Europeans Are ‘More Happy’ With Their Lives In 2017 Compared To How They Felt Five Years Back

While leaders of the European Union (EU) are still struggling to contain the consequences of the Brexit referendum, a new survey carried out by Eurobarometer suggests that Europeans are “more happy” with their lives in 2017 compared to how they felt in 2012.

The Eurobarometer survey was requested by the European Commission and was carried out between September 23, 2017, and October 2, 2017.

According to the EuroNews, the Eurobarometer poll sought an opinion of the participants on a wide variety of topics, including how happy they are with their lives in the EU. Nearly 78 percent of the participants said they feel happy with life in the EU. In 2012, only 76 percent of the people had responded positively.
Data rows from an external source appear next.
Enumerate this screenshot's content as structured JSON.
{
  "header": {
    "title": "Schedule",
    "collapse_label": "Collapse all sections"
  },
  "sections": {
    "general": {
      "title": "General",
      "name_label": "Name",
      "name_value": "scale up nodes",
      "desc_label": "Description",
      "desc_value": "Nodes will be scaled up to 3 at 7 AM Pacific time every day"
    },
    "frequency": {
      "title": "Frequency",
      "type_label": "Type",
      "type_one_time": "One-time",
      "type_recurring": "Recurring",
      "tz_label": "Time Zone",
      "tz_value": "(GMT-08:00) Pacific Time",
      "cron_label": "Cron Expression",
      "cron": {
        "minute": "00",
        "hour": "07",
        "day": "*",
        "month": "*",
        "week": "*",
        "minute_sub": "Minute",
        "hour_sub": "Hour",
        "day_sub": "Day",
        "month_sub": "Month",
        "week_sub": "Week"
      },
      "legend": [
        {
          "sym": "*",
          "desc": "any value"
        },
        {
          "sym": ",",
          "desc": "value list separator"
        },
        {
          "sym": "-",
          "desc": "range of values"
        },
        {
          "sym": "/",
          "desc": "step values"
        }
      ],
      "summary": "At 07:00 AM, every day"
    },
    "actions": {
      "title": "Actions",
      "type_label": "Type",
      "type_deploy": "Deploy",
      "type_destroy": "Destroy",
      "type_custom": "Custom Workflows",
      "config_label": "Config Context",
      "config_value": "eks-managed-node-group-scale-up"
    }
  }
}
The new survey suggests that most of the people in Luxembourg, Denmark, Ireland, Sweden, and Netherlands are happy with life in the EU. In contrast, people of Hungary and the Czech Republic are not much satisfied with living in the EU.

The survey also revealed that peoples of Slovakia, United Kingdom, Malta, Italy, and Poland are unhappier compared with 2012.

In Europe, the recognition of the significance of happiness has a long history. Aristotle and Epicurus recognized the quest for happiness as a fundamental goal for humans. The United Nations and several other leading organizations give much emphasis on human happiness and consider it as an important measure of social progress. Every year, March 20 is celebrated as the International Day of Happiness.

Europeans are now more satisfied with their life in the European Union [Image by John Gichigi/Getty Images]

In the Eurobarometer poll, 22 percent of the respondents recognized the standard of living for EU citizens as one of the main assets for the EU. Nearly 25 percent of the participants said EU’s respect for democracy is among its prime assets. Human rights, the rule of law in this region, and the good relationship between the Member States were also ranked among EU’s main assets.

Ninety-one percent of the people said they are happy with their family life, while 64 percent agreed that they are satisfied with their current profession. Eighty-nine percent of the participants also said that they are happy living in the country they currently live.

Fifty-one percent of the respondents also accepted that their country provides its people a chance to succeed in life. In 2016, only 46 percent people thought in that way.